Its origins are relatively recent but like many things in Plastic and Reconstructive Surgery, come from the necessity to deal with devastating ballistic injuries occurring during the conflicts of the First and Second World Wars. Craniofacial surgical techniques have been developed to manage the problems of facial trauma, tumor surgery and the management of congenital pediatric craniofacial conditions. Sophisticated CT and MRI radiologic imaging and an intimate understanding of the anatomy of the craniofacial skeleton have allowed surgeons to manipulate and repair the craniofacial skeleton in precise and predictable ways. One of the biggest advances in this field came about through the development of small titanium and bioresorbable plates and screws that can be used to rigidly fix and maintain the 3-dimensional shape of the bones of the craniofacial skeleton. This technique of rigid internal fixation can be used to restore the normal framework of the face and speed a faster recovery following surgery.
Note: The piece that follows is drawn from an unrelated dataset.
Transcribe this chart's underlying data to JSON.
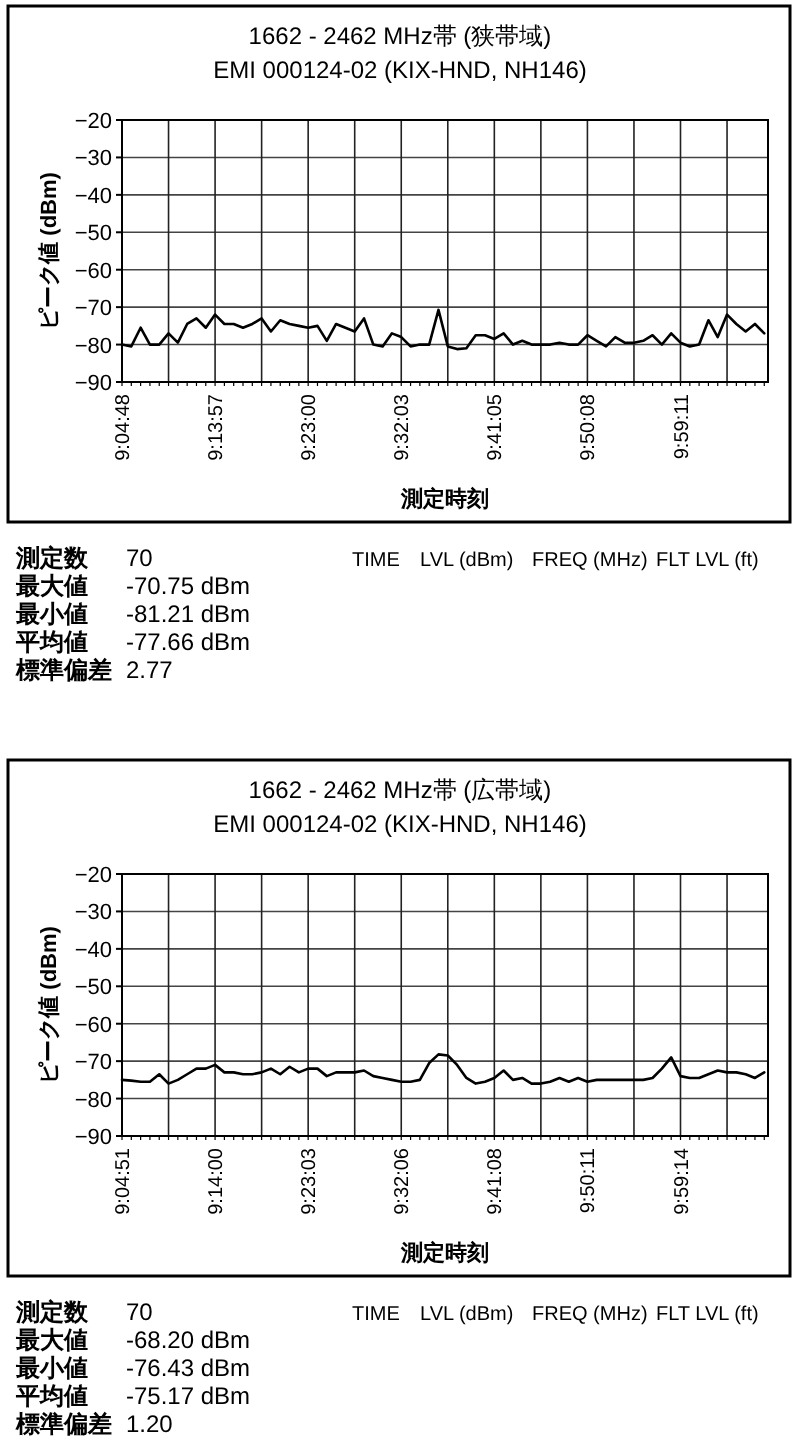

The Division of Plastic, Reconstructive & Aesthetic Surgery is very active in Craniomaxillofacial Surgery and boasts some of its alumni as pioneers in this field. Dr. Ian Munro was the first pediatric craniofacial surgeon in the country and started to develop this specialty at the Hospital for Sick Children in the 1970’s after spending time in Paris learning techniques from the master, Dr. Paul Tessier. Craniomaxillofacial trauma surgery was developed at Sunnybrook Health Science Centre by Dr. Joe Gruss who applied rigid internal fixation techniques to repair facial fractures and invented innovative techniques in primary bone grafting.

Today, the University of Toronto Division of Plastic, Reconstructive & Aesthetic Surgery has a Pediatric Program in Craniomaxillofacial Surgery at the Hospital for Sick Children under the supervision of Dr. John H. Phillips, Division Chief working with Dr. Christopher R. Forrest, Dr. Johanna Riesel, and Dr. Dale Podolsky.
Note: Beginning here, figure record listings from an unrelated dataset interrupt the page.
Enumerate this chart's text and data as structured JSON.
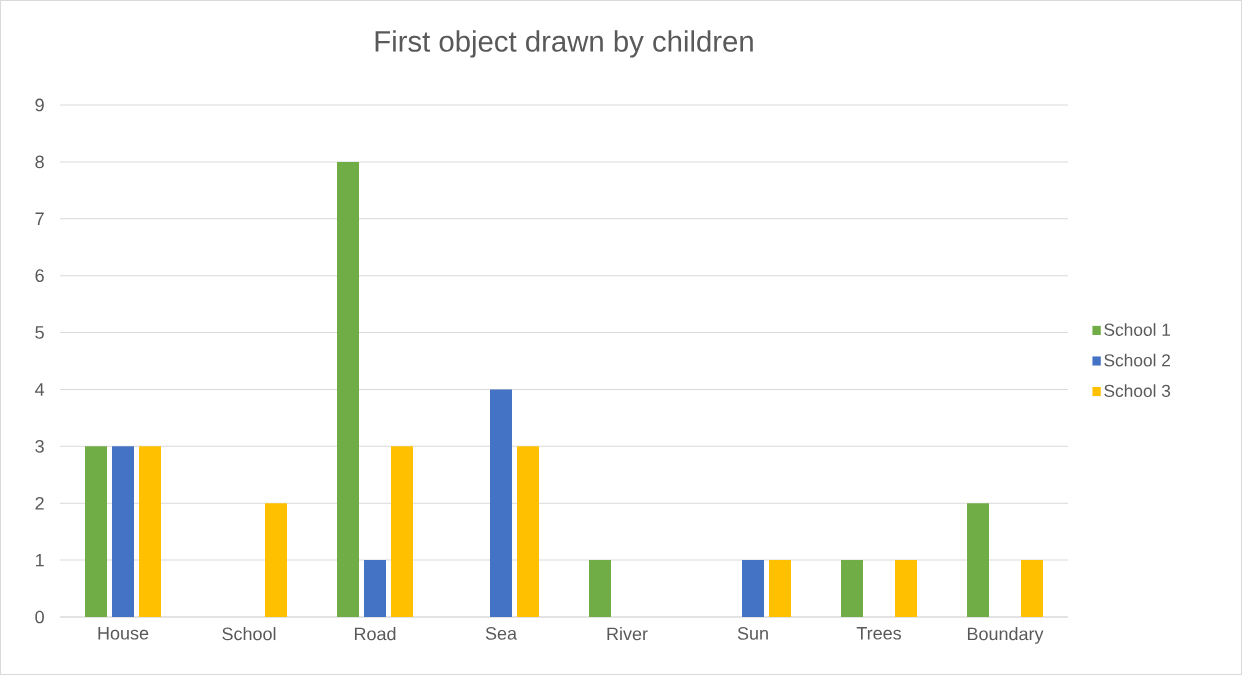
{
  "chart_data": {
    "type": "bar",
    "title": "First object drawn by children",
    "categories": [
      "House",
      "School",
      "Road",
      "Sea",
      "River",
      "Sun",
      "Trees",
      "Boundary"
    ],
    "series": [
      {
        "name": "School 1",
        "color": "#70ad47",
        "values": [
          3,
          0,
          8,
          0,
          1,
          0,
          1,
          2
        ]
      },
      {
        "name": "School 2",
        "color": "#4472c4",
        "values": [
          3,
          0,
          1,
          4,
          0,
          1,
          0,
          0
        ]
      },
      {
        "name": "School 3",
        "color": "#ffc000",
        "values": [
          3,
          2,
          3,
          3,
          0,
          1,
          1,
          1
        ]
      }
    ],
    "ylim": [
      0,
      9
    ],
    "yticks": [
      0,
      1,
      2,
      3,
      4,
      5,
      6,
      7,
      8,
      9
    ],
    "grid": "y",
    "legend": "right"
  }
}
Sunnybrook Health Science Centre is a level one trauma unit and boasts an active adult craniomaxillofacial surgery program which is managed by Dr. Oleh Antonyshyn and Dr. Jeff Fialkov.

St. Michael’s Hospital is also a level one trauma unit and manages craniofacial trauma for the downtown core and also from peripheral hospital within and outside of the Greater Toronto Area. Dr. Karen Cross, Dr. Melinda Musgrave, and Dr. Blake Murphy all participate in the care of patients with craniofacial injuries.

Fellowships in both pediatric and adult craniomaxillofacial surgery are available at the Hospital for Sick Children and at Sunnybrook Health Science Centre.